Regression Variables

Also known as a covariate, is a variable that has a particular relationship with the observations. For example the relationship between height and weight of an animal.

Animal Models

An animal model is one where there is one or more observation per animal, and factors affecting the observation are described along with an additive genetic effect.

Multiple Trait Models

Animals are typically observed for more than one trait as multiple traits affect the profitability of the animal.

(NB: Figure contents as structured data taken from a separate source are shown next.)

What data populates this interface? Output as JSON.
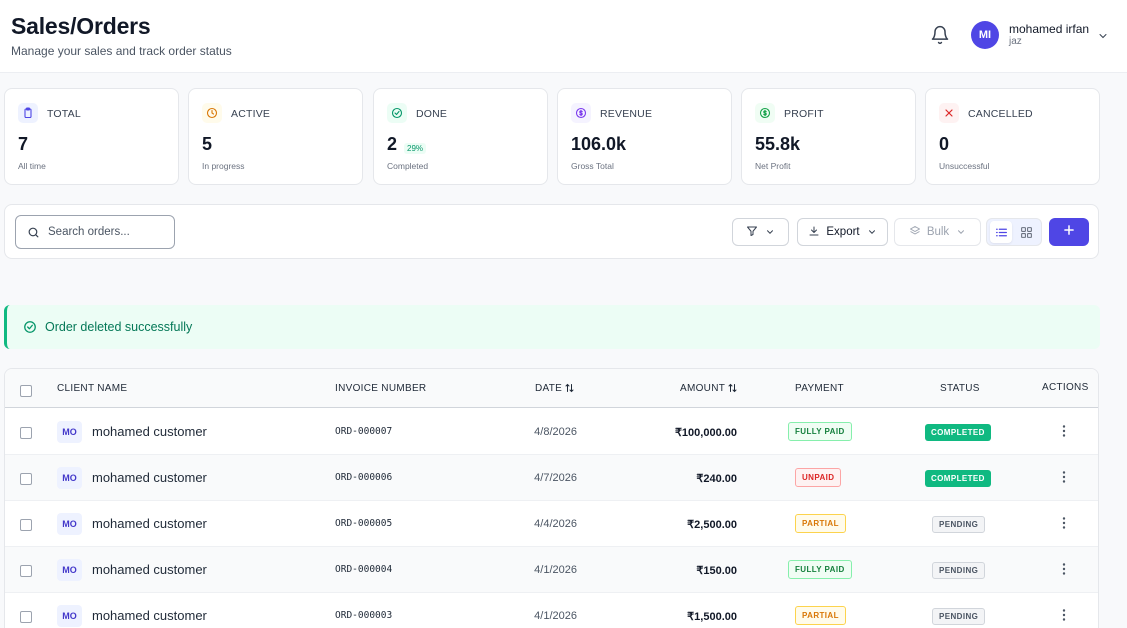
{
  "header": {
    "title": "Sales/Orders",
    "subtitle": "Manage your sales and track order status",
    "user": {
      "initials": "MI",
      "name": "mohamed irfan",
      "org": "jaz"
    }
  },
  "stats": [
    {
      "label": "TOTAL",
      "value": "7",
      "sub": "All time",
      "icon": "clipboard-icon",
      "color": "#4f46e5"
    },
    {
      "label": "ACTIVE",
      "value": "5",
      "sub": "In progress",
      "icon": "clock-icon",
      "color": "#d97706"
    },
    {
      "label": "DONE",
      "value": "2",
      "badge": "29%",
      "sub": "Completed",
      "icon": "check-circle-icon",
      "color": "#059669"
    },
    {
      "label": "REVENUE",
      "value": "106.0k",
      "sub": "Gross Total",
      "icon": "dollar-circle-icon",
      "color": "#7c3aed"
    },
    {
      "label": "PROFIT",
      "value": "55.8k",
      "sub": "Net Profit",
      "icon": "dollar-circle-icon",
      "color": "#16a34a"
    },
    {
      "label": "CANCELLED",
      "value": "0",
      "sub": "Unsuccessful",
      "icon": "x-icon",
      "color": "#dc2626"
    }
  ],
  "toolbar": {
    "search_placeholder": "Search orders...",
    "export_label": "Export",
    "bulk_label": "Bulk"
  },
  "alert": {
    "text": "Order deleted successfully"
  },
  "table": {
    "columns": {
      "client": "CLIENT NAME",
      "invoice": "INVOICE NUMBER",
      "date": "DATE",
      "amount": "AMOUNT",
      "payment": "PAYMENT",
      "status": "STATUS",
      "actions": "ACTIONS"
    },
    "rows": [
      {
        "initials": "MO",
        "client": "mohamed customer",
        "invoice": "ORD-000007",
        "date": "4/8/2026",
        "amount": "₹100,000.00",
        "payment": "FULLY PAID",
        "status": "COMPLETED"
      },
      {
        "initials": "MO",
        "client": "mohamed customer",
        "invoice": "ORD-000006",
        "date": "4/7/2026",
        "amount": "₹240.00",
        "payment": "UNPAID",
        "status": "COMPLETED"
      },
      {
        "initials": "MO",
        "client": "mohamed customer",
        "invoice": "ORD-000005",
        "date": "4/4/2026",
        "amount": "₹2,500.00",
        "payment": "PARTIAL",
        "status": "PENDING"
      },
      {
        "initials": "MO",
        "client": "mohamed customer",
        "invoice": "ORD-000004",
        "date": "4/1/2026",
        "amount": "₹150.00",
        "payment": "FULLY PAID",
        "status": "PENDING"
      },
      {
        "initials": "MO",
        "client": "mohamed customer",
        "invoice": "ORD-000003",
        "date": "4/1/2026",
        "amount": "₹1,500.00",
        "payment": "PARTIAL",
        "status": "PENDING"
      }
    ]
  },
  "colors": {
    "accent": "#4f46e5",
    "success": "#10b981"
  }
}
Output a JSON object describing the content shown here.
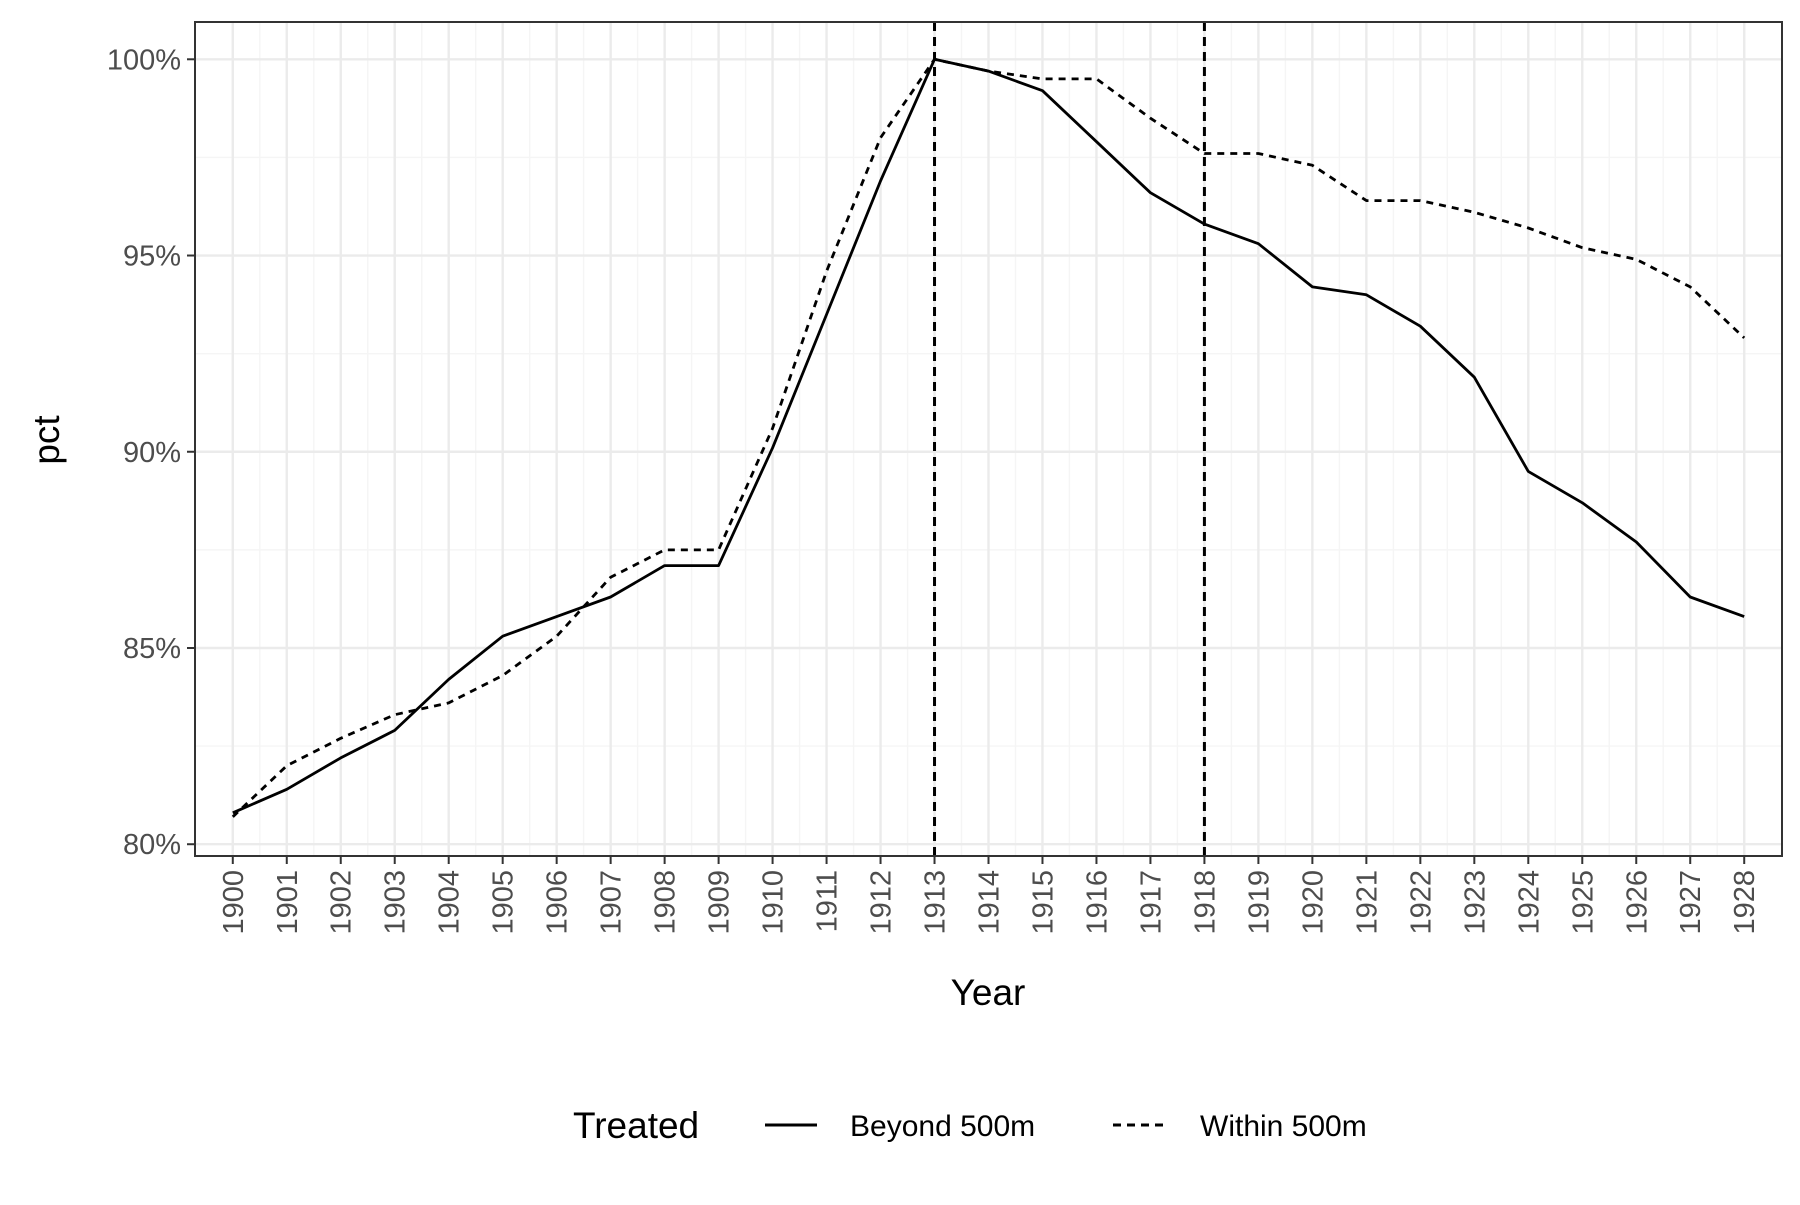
{
  "chart_data": {
    "type": "line",
    "xlabel": "Year",
    "ylabel": "pct",
    "x": [
      1900,
      1901,
      1902,
      1903,
      1904,
      1905,
      1906,
      1907,
      1908,
      1909,
      1910,
      1911,
      1912,
      1913,
      1914,
      1915,
      1916,
      1917,
      1918,
      1919,
      1920,
      1921,
      1922,
      1923,
      1924,
      1925,
      1926,
      1927,
      1928
    ],
    "x_tick_labels": [
      "1900",
      "1901",
      "1902",
      "1903",
      "1904",
      "1905",
      "1906",
      "1907",
      "1908",
      "1909",
      "1910",
      "1911",
      "1912",
      "1913",
      "1914",
      "1915",
      "1916",
      "1917",
      "1918",
      "1919",
      "1920",
      "1921",
      "1922",
      "1923",
      "1924",
      "1925",
      "1926",
      "1927",
      "1928"
    ],
    "ylim": [
      0.797,
      1.0095
    ],
    "y_ticks": [
      0.8,
      0.85,
      0.9,
      0.95,
      1.0
    ],
    "y_tick_labels": [
      "80%",
      "85%",
      "90%",
      "95%",
      "100%"
    ],
    "grid": true,
    "legend_position": "bottom",
    "legend_title": "Treated",
    "series": [
      {
        "name": "Beyond 500m",
        "line_style": "solid",
        "values": [
          0.808,
          0.814,
          0.822,
          0.829,
          0.842,
          0.853,
          0.858,
          0.863,
          0.871,
          0.871,
          0.901,
          0.935,
          0.969,
          1.0,
          0.997,
          0.992,
          0.979,
          0.966,
          0.958,
          0.953,
          0.942,
          0.94,
          0.932,
          0.919,
          0.895,
          0.887,
          0.877,
          0.863,
          0.858
        ]
      },
      {
        "name": "Within 500m",
        "line_style": "dashed",
        "values": [
          0.807,
          0.82,
          0.827,
          0.833,
          0.836,
          0.843,
          0.853,
          0.868,
          0.875,
          0.875,
          0.906,
          0.946,
          0.98,
          1.0,
          0.997,
          0.995,
          0.995,
          0.985,
          0.976,
          0.976,
          0.973,
          0.964,
          0.964,
          0.961,
          0.957,
          0.952,
          0.949,
          0.942,
          0.929
        ]
      }
    ],
    "reference_lines": [
      {
        "axis": "x",
        "value": 1913,
        "line_style": "dashed"
      },
      {
        "axis": "x",
        "value": 1918,
        "line_style": "dashed"
      }
    ],
    "colors": {
      "line": "#000000",
      "panel_border": "#333333",
      "major_grid": "#ebebeb",
      "minor_grid": "#f5f5f5",
      "tick_text": "#4d4d4d",
      "background": "#ffffff"
    }
  }
}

Multiple Trait (MT) analyses advantages:

  • Low Heritability Traits
    • When a there is a trait with a higher heritability than another, that other trait gains more in accuracy than the high trait.
  • Culling
    • Gives a better unbiased estimate of economic value on animal

Disadvantages

  • Estimation of Correlations - MT analysis needs accurate genetic and residual correlations.
  • Computing Cost

Random Regression Model

As an animal ages different genes turn on and off causing changes in the animal. It is important to measure an animal at different times because of this, as traits can change. These traits are called infinitely dimensional traits.

Phantom Parent Groups

In populations there can be animals with unknown parents. It is assumed that these animals came from a large random mating population, with no inbreeding. This assumption is hazy when it comes to two separate animals with unknown parents born 10 years apart. The genetic averages of the two groups 10 years apart are likely to be different, and are likely to be from two different populations. We can overcome this problem by creating Phantom Parent Groups

Creating Phantom Groups

Phantom groups can follow the four pathways of selection and year of birth. For instance, an female born in 2005 with unknown parents would have a male parent be Sire of Dam group-2005 (SD-2005) and a female parent be Dam of Dam group-2005 (DD-2005). All other females born in 2005 would have parents assigned to the same group.

Males would go through the same process, having parents assigned to DS and SS paths respectively.

What this is trying to achieve is to identify potentially different populations. There are equations for each phantom parent groups, which can estimate genetic differences between groups. One prerequisite is that the groups are of moderate size. If the groups are too small, some can be combined.